For another, many disputes don’t need a mediated settlement or an “arbitrary” decision — they need a definitive ruling on a critical point of fact or law by a qualified public official. Psychologically, in order to feel that their dispute really has been resolved, many people need “their day in court.”
But that day doesn’t need to be in an actual courtroom or in an actual trial. If we had a range of public (or publicly affiliated) DR options, with a mix of declarations and mediations as appropriate to each case, we could not only lower the enormous pressure on courts and reduce trial backlogs, we could also achieve swifter, less expensive, and more relationship-preserving dispute resolution for a greater number of people.
Our civil dispute resolution system is broken.
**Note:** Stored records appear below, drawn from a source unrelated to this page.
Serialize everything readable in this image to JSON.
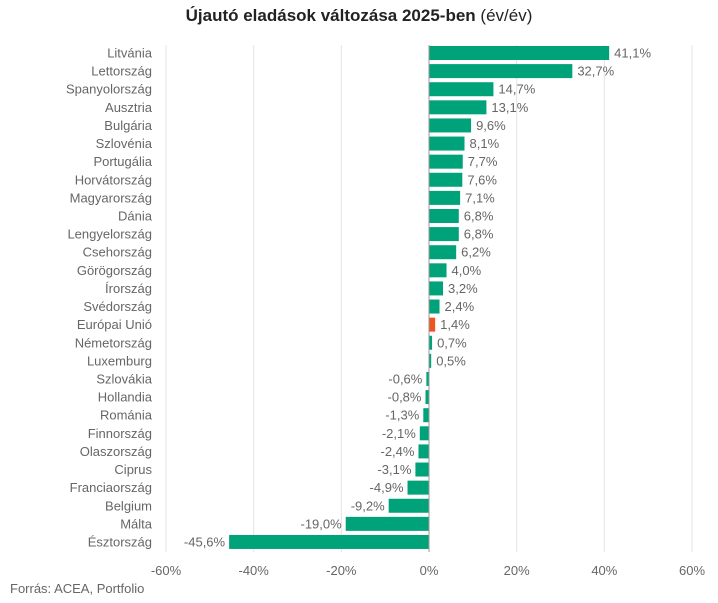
{
  "chart_data": {
    "type": "bar",
    "orientation": "horizontal",
    "title": "Újautó eladások változása 2025-ben",
    "subtitle": "(év/év)",
    "source": "Forrás: ACEA, Portfolio",
    "categories": [
      "Litvánia",
      "Lettország",
      "Spanyolország",
      "Ausztria",
      "Bulgária",
      "Szlovénia",
      "Portugália",
      "Horvátország",
      "Magyarország",
      "Dánia",
      "Lengyelország",
      "Csehország",
      "Görögország",
      "Írország",
      "Svédország",
      "Európai Unió",
      "Németország",
      "Luxemburg",
      "Szlovákia",
      "Hollandia",
      "Románia",
      "Finnország",
      "Olaszország",
      "Ciprus",
      "Franciaország",
      "Belgium",
      "Málta",
      "Észtország"
    ],
    "values": [
      41.1,
      32.7,
      14.7,
      13.1,
      9.6,
      8.1,
      7.7,
      7.6,
      7.1,
      6.8,
      6.8,
      6.2,
      4.0,
      3.2,
      2.4,
      1.4,
      0.7,
      0.5,
      -0.6,
      -0.8,
      -1.3,
      -2.1,
      -2.4,
      -3.1,
      -4.9,
      -9.2,
      -19.0,
      -45.6
    ],
    "data_labels": [
      "41,1%",
      "32,7%",
      "14,7%",
      "13,1%",
      "9,6%",
      "8,1%",
      "7,7%",
      "7,6%",
      "7,1%",
      "6,8%",
      "6,8%",
      "6,2%",
      "4,0%",
      "3,2%",
      "2,4%",
      "1,4%",
      "0,7%",
      "0,5%",
      "-0,6%",
      "-0,8%",
      "-1,3%",
      "-2,1%",
      "-2,4%",
      "-3,1%",
      "-4,9%",
      "-9,2%",
      "-19,0%",
      "-45,6%"
    ],
    "highlight_category": "Európai Unió",
    "xlim": [
      -60,
      60
    ],
    "xticks": [
      -60,
      -40,
      -20,
      0,
      20,
      40,
      60
    ],
    "xtick_labels": [
      "-60%",
      "-40%",
      "-20%",
      "0%",
      "20%",
      "40%",
      "60%"
    ],
    "grid": "vertical",
    "colors": {
      "bar": "#00a27a",
      "highlight": "#f0541e",
      "grid": "#e3e3e3",
      "zero_line": "#999999",
      "label": "#666666"
    }
  }
}
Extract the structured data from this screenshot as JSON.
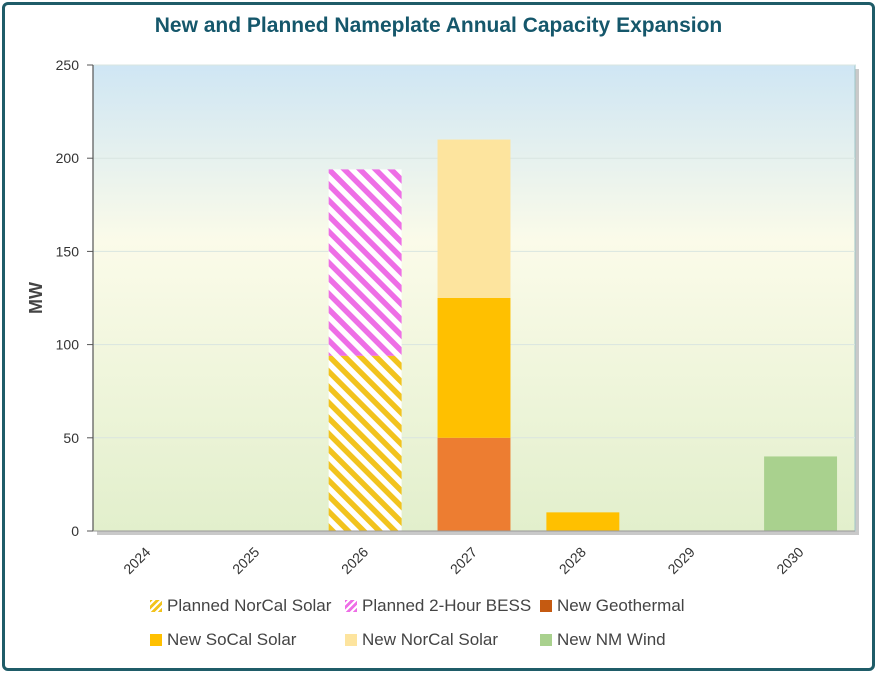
{
  "chart_data": {
    "type": "stacked-bar",
    "title": "New and Planned Nameplate Annual Capacity Expansion",
    "xlabel": "",
    "ylabel": "MW",
    "ylim": [
      0,
      250
    ],
    "yticks": [
      0,
      50,
      100,
      150,
      200,
      250
    ],
    "categories": [
      "2024",
      "2025",
      "2026",
      "2027",
      "2028",
      "2029",
      "2030"
    ],
    "series": [
      {
        "name": "Planned NorCal Solar",
        "color": "#f2c31d",
        "pattern": "hatch",
        "values": [
          0,
          0,
          94,
          0,
          0,
          0,
          0
        ]
      },
      {
        "name": "Planned 2-Hour BESS",
        "color": "#ee6ee6",
        "pattern": "hatch",
        "values": [
          0,
          0,
          100,
          0,
          0,
          0,
          0
        ]
      },
      {
        "name": "New Geothermal",
        "color": "#ed7d31",
        "pattern": "solid",
        "values": [
          0,
          0,
          0,
          50,
          0,
          0,
          0
        ]
      },
      {
        "name": "New SoCal Solar",
        "color": "#ffc000",
        "pattern": "solid",
        "values": [
          0,
          0,
          0,
          75,
          10,
          0,
          0
        ]
      },
      {
        "name": "New NorCal Solar",
        "color": "#fde49e",
        "pattern": "solid",
        "values": [
          0,
          0,
          0,
          85,
          0,
          0,
          0
        ]
      },
      {
        "name": "New NM Wind",
        "color": "#a9d18e",
        "pattern": "solid",
        "values": [
          0,
          0,
          0,
          0,
          0,
          0,
          40
        ]
      }
    ],
    "legend_position": "bottom"
  }
}
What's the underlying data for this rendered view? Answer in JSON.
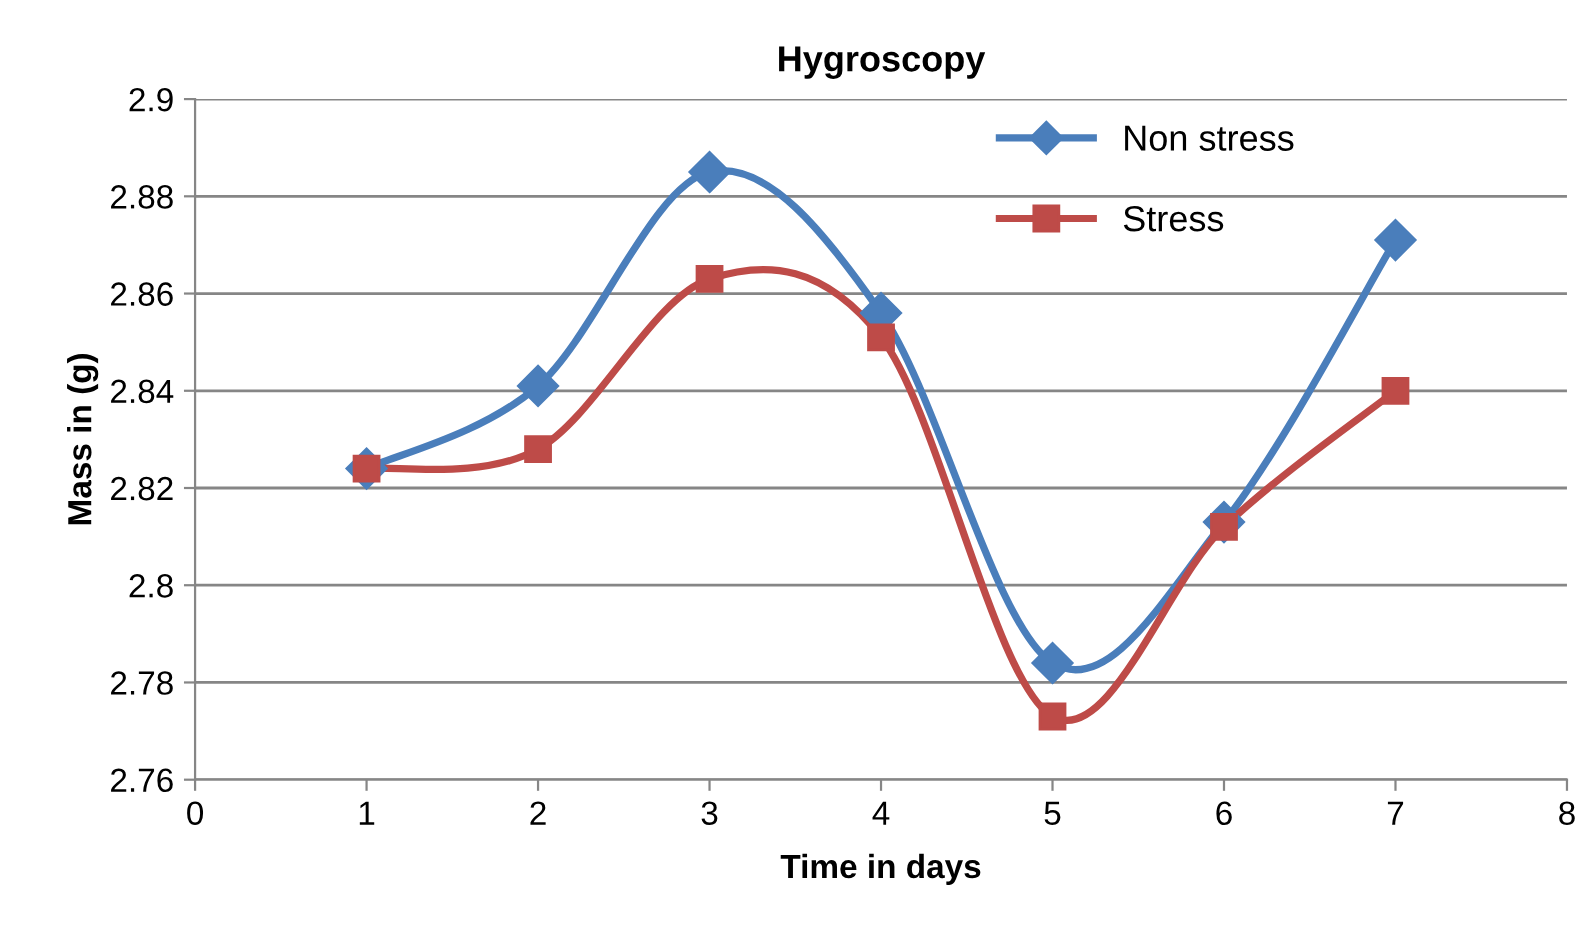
{
  "chart_data": {
    "type": "line",
    "title": "Hygroscopy",
    "xlabel": "Time in days",
    "ylabel": "Mass in (g)",
    "x": [
      1,
      2,
      3,
      4,
      5,
      6,
      7
    ],
    "series": [
      {
        "name": "Non stress",
        "color": "#4a7ebb",
        "marker": "diamond",
        "values": [
          2.824,
          2.841,
          2.885,
          2.856,
          2.784,
          2.813,
          2.871
        ]
      },
      {
        "name": "Stress",
        "color": "#be4b48",
        "marker": "square",
        "values": [
          2.824,
          2.828,
          2.863,
          2.851,
          2.773,
          2.812,
          2.84
        ]
      }
    ],
    "xlim": [
      0,
      8
    ],
    "xticks": [
      0,
      1,
      2,
      3,
      4,
      5,
      6,
      7,
      8
    ],
    "ylim": [
      2.76,
      2.9
    ],
    "yticks": [
      2.76,
      2.78,
      2.8,
      2.82,
      2.84,
      2.86,
      2.88,
      2.9
    ],
    "grid": "y",
    "legend": "top right",
    "line_style": "solid"
  }
}
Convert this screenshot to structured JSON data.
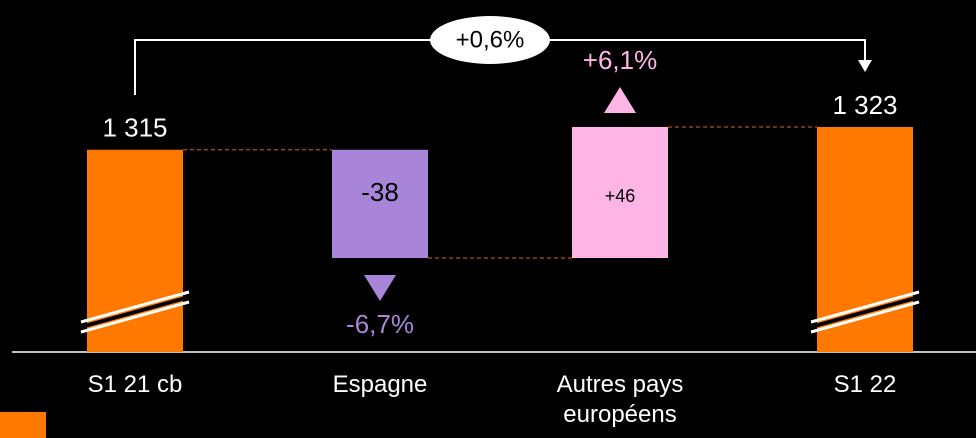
{
  "chart_data": {
    "type": "waterfall",
    "categories": [
      "S1 21 cb",
      "Espagne",
      "Autres pays européens",
      "S1 22"
    ],
    "values": [
      1315,
      -38,
      46,
      1323
    ],
    "value_labels": [
      "1 315",
      "-38",
      "+46",
      "1 323"
    ],
    "kinds": [
      "total",
      "delta",
      "delta",
      "total"
    ],
    "colors": [
      "#ff7900",
      "#a885d8",
      "#ffb4e6",
      "#ff7900"
    ],
    "change_labels": [
      null,
      "-6,7%",
      "+6,1%",
      null
    ],
    "total_change_label": "+0,6%"
  }
}
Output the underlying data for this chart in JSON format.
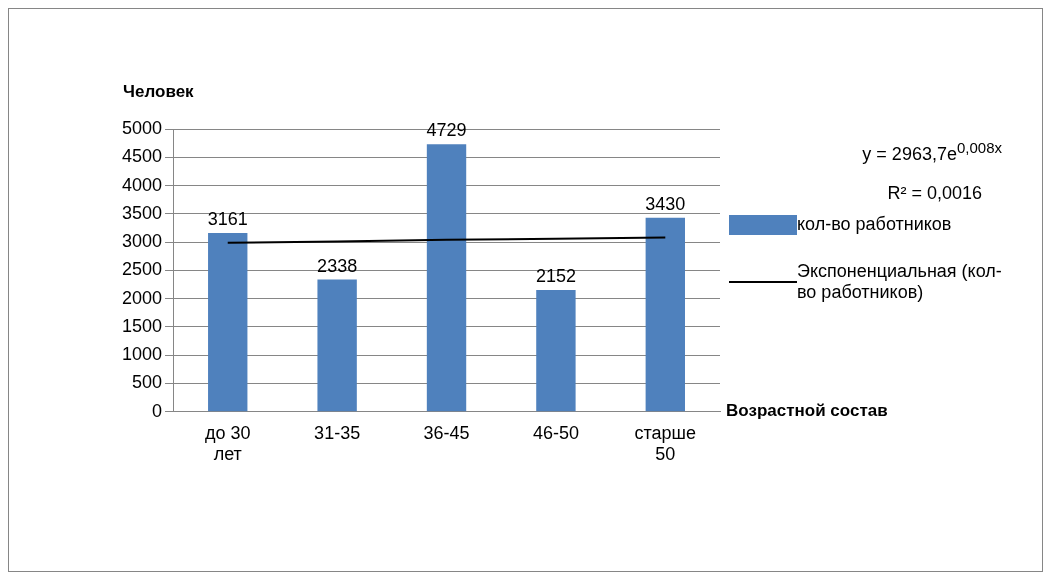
{
  "chart_data": {
    "type": "bar",
    "xlabel": "Возрастной состав",
    "ylabel": "Человек",
    "categories": [
      "до 30 лет",
      "31-35",
      "36-45",
      "46-50",
      "старше 50"
    ],
    "series": [
      {
        "name": "кол-во работников",
        "color": "#4f81bd",
        "values": [
          3161,
          2338,
          4729,
          2152,
          3430
        ],
        "value_labels": [
          "3161",
          "2338",
          "4729",
          "2152",
          "3430"
        ]
      },
      {
        "name": "Экспоненциальная (кол-во работников)",
        "type": "line",
        "color": "#000000",
        "values": [
          2990,
          3010,
          3040,
          3060,
          3080
        ]
      }
    ],
    "ylim": [
      0,
      5000
    ],
    "yticks": [
      0,
      500,
      1000,
      1500,
      2000,
      2500,
      3000,
      3500,
      4000,
      4500,
      5000
    ],
    "grid": "y",
    "legend": "right",
    "marker": "none",
    "line_style": "solid",
    "annotations": [
      "y = 2963,7e$^{0,008x}$",
      "R² = 0,0016"
    ]
  }
}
It’s a quagmire that makes almost everyone involved with it miserable. We need to fix it, or more likely, replace it with a fleet of better options. When we finally do get that project underway, we should align our range of new solutions along a spectrum of relationship preservation. We should recalibrate and reconfigure our DR processes to ensure the strength and resiliency of ongoing human relationships.
Absolutely right. The system is broken. To the parties, serves the process rather than a swift and cost-effective resolution.
It’s why I promoted The Expert Determination off ramp from the clogged civil dispute highway. Get a properly schooled and practiced Expert in the applicable tech and law to decide and set aside the animosity and angst.
Mediation is fine if the relationship remains posaible. But if only a distributive result is possible, get off the choked heavy, lawyer-driven highway.
With Respect
The average litigant experiences less than 3% of a trial, because immediately of all the lawyers saying these things, and underneath the government’s unwillingness to pay for trials.
Yours Sincerely
Wow, did you nail it!! I don’t know how litigators do it and keep their sanity. Even when a client wins in litigation, they lose.